Trashtalk

Greetings all, I apologize for my absence but I just got released from rehab for a sex addiction (compulsively masturbating in my own feces) not unlike our favorite David Duchovny.

Studios are hoping to redeem shitty franchises that raped the souls of comic book fans everywhere by rebooting failed flicks. But you know what? It needs to stop. Warner Bros. has announced that because Bryan Singer’s whatever sequel Superman Returns made no sense (was that dumb ass kid Superman’s son with Lois; did Lois know that Clark and Superman were the same person; why was Cyclops in the movie, who gives a shit?) and was two and half hours too long they’re redoing the franchise from scratch. Great, cool, another Superman movie. I wonder what will happen? Will he save people from disasters? Get sick from Kryptonite? Fly around? Hm, I wonder. They’ve also announced that Teenage Mutant Ninja Turtles are getting a third revamp as the computer animated flick that was released last year made audiences shit blood. Yeah, we all grew up with those loveable green amphibians and they helped shape us to the nerds we are today, but it’s a dead franchise. Let it rest in piece.

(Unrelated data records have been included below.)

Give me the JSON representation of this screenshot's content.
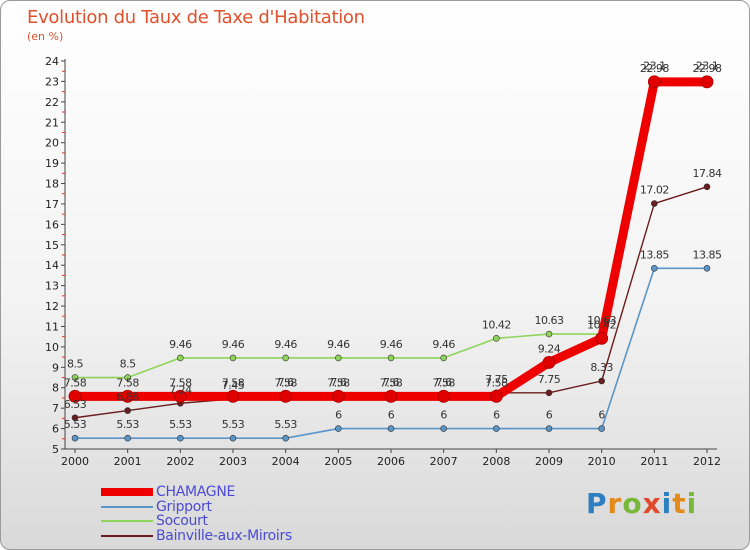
{
  "title": "Evolution du Taux de Taxe d'Habitation",
  "unit": "(en %)",
  "logo": {
    "text": "Proxiti",
    "colors": [
      "#2d7fc1",
      "#e48a1b",
      "#7ab83a",
      "#e04a2b",
      "#2d7fc1",
      "#e48a1b",
      "#7ab83a"
    ]
  },
  "chart_data": {
    "type": "line",
    "x": [
      "2000",
      "2001",
      "2002",
      "2003",
      "2004",
      "2005",
      "2006",
      "2007",
      "2008",
      "2009",
      "2010",
      "2011",
      "2012"
    ],
    "ylim": [
      5,
      24
    ],
    "yticks": [
      "5",
      "6",
      "7",
      "8",
      "9",
      "10",
      "11",
      "12",
      "13",
      "14",
      "15",
      "16",
      "17",
      "18",
      "19",
      "20",
      "21",
      "22",
      "23",
      "24"
    ],
    "grid": false,
    "legend_position": "bottom-left",
    "series": [
      {
        "name": "CHAMAGNE",
        "color": "#ee0000",
        "values": [
          7.58,
          7.58,
          7.58,
          7.58,
          7.58,
          7.58,
          7.58,
          7.58,
          7.58,
          9.24,
          10.42,
          22.98,
          22.98
        ],
        "labels": [
          "7.58",
          "7.58",
          "7.58",
          "7.58",
          "7.58",
          "7.58",
          "7.58",
          "7.58",
          "7.58",
          "9.24",
          "10.42",
          "22.98",
          "22.98"
        ]
      },
      {
        "name": "Gripport",
        "color": "#5a95c8",
        "values": [
          5.53,
          5.53,
          5.53,
          5.53,
          5.53,
          6,
          6,
          6,
          6,
          6,
          6,
          13.85,
          13.85
        ],
        "labels": [
          "5.53",
          "5.53",
          "5.53",
          "5.53",
          "5.53",
          "6",
          "6",
          "6",
          "6",
          "6",
          "6",
          "13.85",
          "13.85"
        ]
      },
      {
        "name": "Socourt",
        "color": "#8fd45a",
        "values": [
          8.5,
          8.5,
          9.46,
          9.46,
          9.46,
          9.46,
          9.46,
          9.46,
          10.42,
          10.63,
          10.63,
          23.1,
          23.1
        ],
        "labels": [
          "8.5",
          "8.5",
          "9.46",
          "9.46",
          "9.46",
          "9.46",
          "9.46",
          "9.46",
          "10.42",
          "10.63",
          "10.63",
          "23.1",
          "23.1"
        ]
      },
      {
        "name": "Bainville-aux-Miroirs",
        "color": "#6b1c1c",
        "values": [
          6.53,
          6.88,
          7.24,
          7.45,
          7.6,
          7.6,
          7.6,
          7.6,
          7.75,
          7.75,
          8.33,
          17.02,
          17.84
        ],
        "labels": [
          "6.53",
          "6.88",
          "7.24",
          "7.45",
          "7.6",
          "7.6",
          "7.6",
          "7.6",
          "7.75",
          "7.75",
          "8.33",
          "17.02",
          "17.84"
        ]
      }
    ]
  }
}
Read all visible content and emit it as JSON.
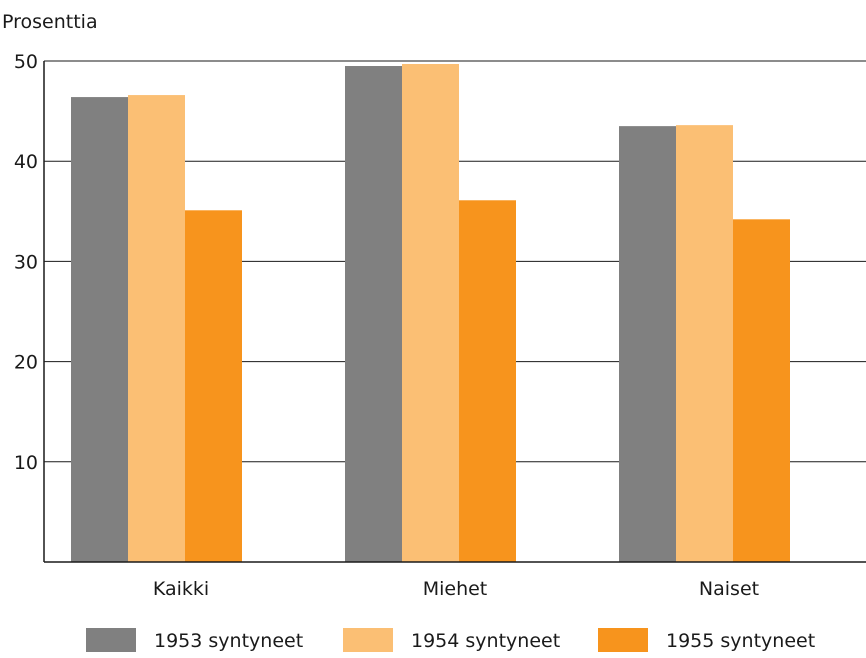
{
  "chart_data": {
    "type": "bar",
    "ylabel": "Prosenttia",
    "xlabel": "",
    "categories": [
      "Kaikki",
      "Miehet",
      "Naiset"
    ],
    "series": [
      {
        "name": "1953 syntyneet",
        "color": "#808080",
        "values": [
          46.4,
          49.5,
          43.5
        ]
      },
      {
        "name": "1954 syntyneet",
        "color": "#fbbf74",
        "values": [
          46.6,
          49.7,
          43.6
        ]
      },
      {
        "name": "1955 syntyneet",
        "color": "#f7941d",
        "values": [
          35.1,
          36.1,
          34.2
        ]
      }
    ],
    "ylim": [
      0,
      50
    ],
    "yticks": [
      10,
      20,
      30,
      40,
      50
    ],
    "grid": true,
    "legend": "bottom"
  }
}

You don’t see Christians revamping the Bible left and right, well, okay, that’s a bad analogy, Christians are the worst. We’ve got Punisher: Warzone; a remake of the shitty Thomas Jane version that was a remake of the shitty Dolph Lundgren version. I’m at a point where I’ll just fucking watch Death Wish, it’s The Punisher without all the shitty aspects of a movie trying to redeem another movie. My tip for all of you: Don’t see Punisher: Warzone – Rent Death Wish.

And we’ve all been covering the news on the developing Ghostbusters III: The Search for Curly’s Gold here at BSR! and I have to say that I’m looking forward to it ever so much, because not only will we have all the original cast members returning to rape a perfectly good franchise from our childhood (a la Indiana Jones and the Kingdom of the Crystal Skull) but they will return swollen from years of age and flops (we’re looking at you Ernie Hudson). And, I’m sure we can look forward to it being a 90-minute preview for Ghostbusters IV, starring Seth Rogan, Dave Chappell, Will Farrell and Owen Wilson. What a cast!

Well, until the next unwanted opinion of everyone’s favorite robot (it might be about Wolverine: Origins). Cheers!